The Elispot effectively measures the frequencies of cells secreting particular molecules, especially low-frequency cells such as antigen-specific T cells. The Fluorospot assay adapted this analysis to two products per cell, and this has now been extended to three-color measurement of both mouse and human cytokine-secreting cells. Due to the increased data complexity, and particularly the need to define single-, double- and triple-producing cells, it is critical to objectively quantify spot number, size, intensity, and coincidence with other spots. An automated counting program, Exploraspot, was therefore developed to detect and quantify Fluorospots in automated fluorescence microscope images. Morphological parameters, including size, intensity, location, circularity and others are calculated for each spot, exported in FCS format, and further analyzed by gating and graphical display in popular flow cytometry analysis programs. The utility of Exploraspot is demonstrated by identification of single-, double- and triple-secreting T cells; tolerance of variable background fluorescence; and estimation of the numbers of genuine versus random multiple events.

Figure 1. Two- and three-color Fluorospot assays detect various cell phenotypes

A) 2×10³ Th1 cells per well were restimulated in a Fluorospot assay for MIP-1α (red, Cy3) and IFN-γ (green, Cy2). B) 2×10³ Th1 and 7×10³ Th2 cells per well were restimulated in a Fluorospot assay for IL-4 (red, Cy3) and IFN-γ (green, Cy2). C) CD4 T cells expressing a range of cytokine secretion phenotypes were restimulated in a Fluorospot assay for IL-5 (red, Cy3), IL-2 (green, Cy2) and IFN-γ (blue, Cy5). The top three rows show single-channel images for red, green and blue, and the bottom rows show the composite images.

Figure 2. Exploraspot processing routine for a three-color Fluorospot experiment

Figure 3. Assignment and analysis of coincidence limits using matched and mismatched images

Images were used from the experiments shown in Figure 1C (A) or Fig. 1A (B, C, D, E). A) Assignment of a coincidence limit (CL) for two pairs of spots. At CL=5 pixels, the green and blue spots would be considered as one (left) or two (right) events. B) Effect of matching and mismatching the red and green channels of duplicate wells in the two-color MIP-1α and IFNγ assay (most are genuine double-producers). C) The number of apparent double-producers found at different values of the coincidence limit, using the matched and mismatched wells shown in B. D) The frequency of random doubles with increasing numbers of spots per well, estimated from mismatched images. E) The coincidence curves comparing ratios for ‘predicted random’ to actual matched and mismatched images.

Figure 4. IFNγ and MIP-1α intensity time-course

Exploraspot intensity histograms of IFN-γ (left) and MIP-1α (right) production over time (converted to FCS format and visualized using FlowJo). Data pooled from 6 replicate wells, each containing 1×10³ Th1 cells per well.
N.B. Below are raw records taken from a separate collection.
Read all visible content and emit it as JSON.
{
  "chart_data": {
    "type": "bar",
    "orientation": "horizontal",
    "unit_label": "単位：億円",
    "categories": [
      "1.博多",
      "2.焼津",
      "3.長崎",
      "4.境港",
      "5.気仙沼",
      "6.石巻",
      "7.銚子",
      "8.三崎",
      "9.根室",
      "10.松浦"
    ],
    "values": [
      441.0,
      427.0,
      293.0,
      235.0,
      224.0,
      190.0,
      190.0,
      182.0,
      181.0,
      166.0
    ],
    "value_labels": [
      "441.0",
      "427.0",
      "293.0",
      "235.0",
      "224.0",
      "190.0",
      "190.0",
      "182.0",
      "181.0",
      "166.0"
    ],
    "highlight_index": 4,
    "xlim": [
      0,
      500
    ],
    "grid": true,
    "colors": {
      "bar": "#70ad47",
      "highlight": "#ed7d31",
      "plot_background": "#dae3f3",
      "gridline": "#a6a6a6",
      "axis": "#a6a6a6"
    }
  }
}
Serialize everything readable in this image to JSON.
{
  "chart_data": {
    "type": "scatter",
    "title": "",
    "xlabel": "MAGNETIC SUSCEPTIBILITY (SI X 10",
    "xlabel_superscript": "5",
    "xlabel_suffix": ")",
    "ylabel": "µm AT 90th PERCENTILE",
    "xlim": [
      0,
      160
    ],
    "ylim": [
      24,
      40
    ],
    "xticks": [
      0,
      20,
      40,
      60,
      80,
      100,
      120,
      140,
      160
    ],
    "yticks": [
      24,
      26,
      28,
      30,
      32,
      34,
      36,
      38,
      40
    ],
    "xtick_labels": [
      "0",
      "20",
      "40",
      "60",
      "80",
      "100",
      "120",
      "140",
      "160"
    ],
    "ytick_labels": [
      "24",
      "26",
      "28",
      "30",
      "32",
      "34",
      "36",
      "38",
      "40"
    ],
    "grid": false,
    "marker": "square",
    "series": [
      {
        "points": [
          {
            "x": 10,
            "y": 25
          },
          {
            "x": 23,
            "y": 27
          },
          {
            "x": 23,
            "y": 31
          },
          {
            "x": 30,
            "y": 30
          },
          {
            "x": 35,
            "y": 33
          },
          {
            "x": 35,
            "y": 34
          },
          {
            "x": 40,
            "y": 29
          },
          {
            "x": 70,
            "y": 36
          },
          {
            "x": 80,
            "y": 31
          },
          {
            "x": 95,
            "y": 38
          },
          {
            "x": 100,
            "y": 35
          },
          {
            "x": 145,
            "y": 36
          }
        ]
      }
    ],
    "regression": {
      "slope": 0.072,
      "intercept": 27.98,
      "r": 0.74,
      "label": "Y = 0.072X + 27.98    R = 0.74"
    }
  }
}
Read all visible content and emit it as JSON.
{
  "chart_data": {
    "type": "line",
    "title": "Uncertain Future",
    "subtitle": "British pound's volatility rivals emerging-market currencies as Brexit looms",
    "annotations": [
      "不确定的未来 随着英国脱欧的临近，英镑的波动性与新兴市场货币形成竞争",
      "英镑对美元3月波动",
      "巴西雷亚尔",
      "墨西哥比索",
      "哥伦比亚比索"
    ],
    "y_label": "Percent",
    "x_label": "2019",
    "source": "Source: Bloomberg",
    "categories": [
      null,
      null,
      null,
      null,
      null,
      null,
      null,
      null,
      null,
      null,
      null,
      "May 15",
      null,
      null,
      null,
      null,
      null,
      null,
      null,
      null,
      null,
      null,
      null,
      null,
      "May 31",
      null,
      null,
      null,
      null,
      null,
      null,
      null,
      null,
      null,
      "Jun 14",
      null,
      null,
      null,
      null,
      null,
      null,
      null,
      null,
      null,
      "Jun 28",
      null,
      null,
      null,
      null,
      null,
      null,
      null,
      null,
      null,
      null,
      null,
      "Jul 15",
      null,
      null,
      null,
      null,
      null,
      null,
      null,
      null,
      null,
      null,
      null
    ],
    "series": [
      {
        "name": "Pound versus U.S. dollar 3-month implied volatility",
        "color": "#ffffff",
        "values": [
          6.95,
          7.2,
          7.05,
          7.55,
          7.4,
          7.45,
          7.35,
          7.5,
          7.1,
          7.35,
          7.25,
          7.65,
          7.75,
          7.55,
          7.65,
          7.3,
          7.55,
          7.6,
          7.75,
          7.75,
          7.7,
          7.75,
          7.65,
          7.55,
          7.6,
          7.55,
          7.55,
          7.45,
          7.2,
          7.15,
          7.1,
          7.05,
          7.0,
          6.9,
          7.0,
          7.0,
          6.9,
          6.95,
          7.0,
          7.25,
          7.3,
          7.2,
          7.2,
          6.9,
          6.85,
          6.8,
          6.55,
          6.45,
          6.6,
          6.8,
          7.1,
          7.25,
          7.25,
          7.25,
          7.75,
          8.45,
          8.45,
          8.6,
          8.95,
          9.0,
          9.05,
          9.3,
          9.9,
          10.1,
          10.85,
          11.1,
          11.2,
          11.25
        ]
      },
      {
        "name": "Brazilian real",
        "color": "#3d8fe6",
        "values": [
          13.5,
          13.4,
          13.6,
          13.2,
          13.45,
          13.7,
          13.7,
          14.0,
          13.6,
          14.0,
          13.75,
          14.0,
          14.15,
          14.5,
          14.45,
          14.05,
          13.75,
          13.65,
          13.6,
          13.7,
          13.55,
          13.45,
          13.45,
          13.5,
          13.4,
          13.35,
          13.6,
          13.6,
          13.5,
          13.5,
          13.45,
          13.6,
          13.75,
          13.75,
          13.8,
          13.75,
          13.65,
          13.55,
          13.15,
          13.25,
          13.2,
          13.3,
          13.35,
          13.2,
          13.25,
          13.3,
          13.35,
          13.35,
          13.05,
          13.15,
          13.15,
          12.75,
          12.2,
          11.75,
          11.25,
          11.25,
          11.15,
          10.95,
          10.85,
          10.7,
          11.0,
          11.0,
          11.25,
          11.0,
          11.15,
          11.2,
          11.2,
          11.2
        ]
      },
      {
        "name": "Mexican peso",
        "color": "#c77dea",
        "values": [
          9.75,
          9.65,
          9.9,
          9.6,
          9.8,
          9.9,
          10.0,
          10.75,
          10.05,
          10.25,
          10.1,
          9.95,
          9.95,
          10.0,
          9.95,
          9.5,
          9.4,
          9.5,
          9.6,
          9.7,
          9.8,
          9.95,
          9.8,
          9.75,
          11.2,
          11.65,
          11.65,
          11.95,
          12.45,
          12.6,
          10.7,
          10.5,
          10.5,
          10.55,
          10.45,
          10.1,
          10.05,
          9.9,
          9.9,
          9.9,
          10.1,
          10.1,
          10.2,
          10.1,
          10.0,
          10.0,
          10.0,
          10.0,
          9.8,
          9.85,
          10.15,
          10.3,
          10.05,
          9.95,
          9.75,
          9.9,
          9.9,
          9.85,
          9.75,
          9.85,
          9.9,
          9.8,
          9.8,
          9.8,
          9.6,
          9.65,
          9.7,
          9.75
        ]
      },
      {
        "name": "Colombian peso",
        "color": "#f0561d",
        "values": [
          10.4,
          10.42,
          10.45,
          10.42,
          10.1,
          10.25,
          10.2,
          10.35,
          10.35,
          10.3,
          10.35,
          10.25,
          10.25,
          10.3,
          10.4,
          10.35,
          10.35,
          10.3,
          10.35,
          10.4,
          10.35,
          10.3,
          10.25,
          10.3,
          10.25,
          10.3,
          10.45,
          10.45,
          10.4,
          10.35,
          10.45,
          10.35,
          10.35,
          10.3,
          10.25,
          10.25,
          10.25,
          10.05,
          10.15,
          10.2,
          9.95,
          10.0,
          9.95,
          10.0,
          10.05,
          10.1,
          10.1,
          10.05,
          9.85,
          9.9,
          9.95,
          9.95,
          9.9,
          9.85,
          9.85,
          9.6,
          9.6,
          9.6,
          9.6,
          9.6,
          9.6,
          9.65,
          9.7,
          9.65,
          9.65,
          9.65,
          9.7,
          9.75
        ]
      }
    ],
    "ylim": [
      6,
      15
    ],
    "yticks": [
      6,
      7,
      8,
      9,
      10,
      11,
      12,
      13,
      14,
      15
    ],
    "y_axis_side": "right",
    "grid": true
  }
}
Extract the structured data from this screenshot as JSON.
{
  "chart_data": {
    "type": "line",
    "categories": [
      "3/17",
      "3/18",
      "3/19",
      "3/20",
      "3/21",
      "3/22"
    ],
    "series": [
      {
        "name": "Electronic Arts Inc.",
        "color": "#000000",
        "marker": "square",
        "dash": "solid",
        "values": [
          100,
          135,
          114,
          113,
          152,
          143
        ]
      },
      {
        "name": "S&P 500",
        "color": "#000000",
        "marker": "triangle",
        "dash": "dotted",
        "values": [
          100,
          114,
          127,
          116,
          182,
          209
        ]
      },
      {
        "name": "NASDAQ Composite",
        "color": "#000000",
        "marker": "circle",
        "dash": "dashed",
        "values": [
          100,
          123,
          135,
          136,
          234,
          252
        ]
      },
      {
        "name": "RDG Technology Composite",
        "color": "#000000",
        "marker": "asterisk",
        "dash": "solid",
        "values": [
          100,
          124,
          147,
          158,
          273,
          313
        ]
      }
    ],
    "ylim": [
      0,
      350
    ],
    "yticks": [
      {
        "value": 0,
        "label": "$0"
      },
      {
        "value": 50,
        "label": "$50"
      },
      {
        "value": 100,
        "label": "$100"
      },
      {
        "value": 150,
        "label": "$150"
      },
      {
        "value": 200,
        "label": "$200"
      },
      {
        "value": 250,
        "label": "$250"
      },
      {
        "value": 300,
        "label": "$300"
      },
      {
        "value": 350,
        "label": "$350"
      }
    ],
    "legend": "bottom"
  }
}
Figure 5. Quadrant plots of two-color spot intensities for two experiments

Exploraspot dual intensity plots of A) MIP-1α and IFN-γ production by 8×10³ Th1 cells (pooled from 4 replicates), and B) IL-4 and IFN-γ production of a mixture of 8×10³ Th1 and 2.8×10⁴ Th2 cells (pooled from 4 replicates).

Figure 6. Examples of Normal, Low, and High Background

A) Normal image: Image data from a Th1 IFNγ Fluorospot plate. B) Low Background image: Image data from a negative control well from same Th1 IFN-γ Fluorospot plate. C) High Background image: Image data from a separate Th1 IFNγ experiment with high background and low spot count. For display purposes, all three original images have been enhanced by equal brightness adjustments, but all calculations were performed on the original images. D) Fidelity of spot-finding in the presence of increased background.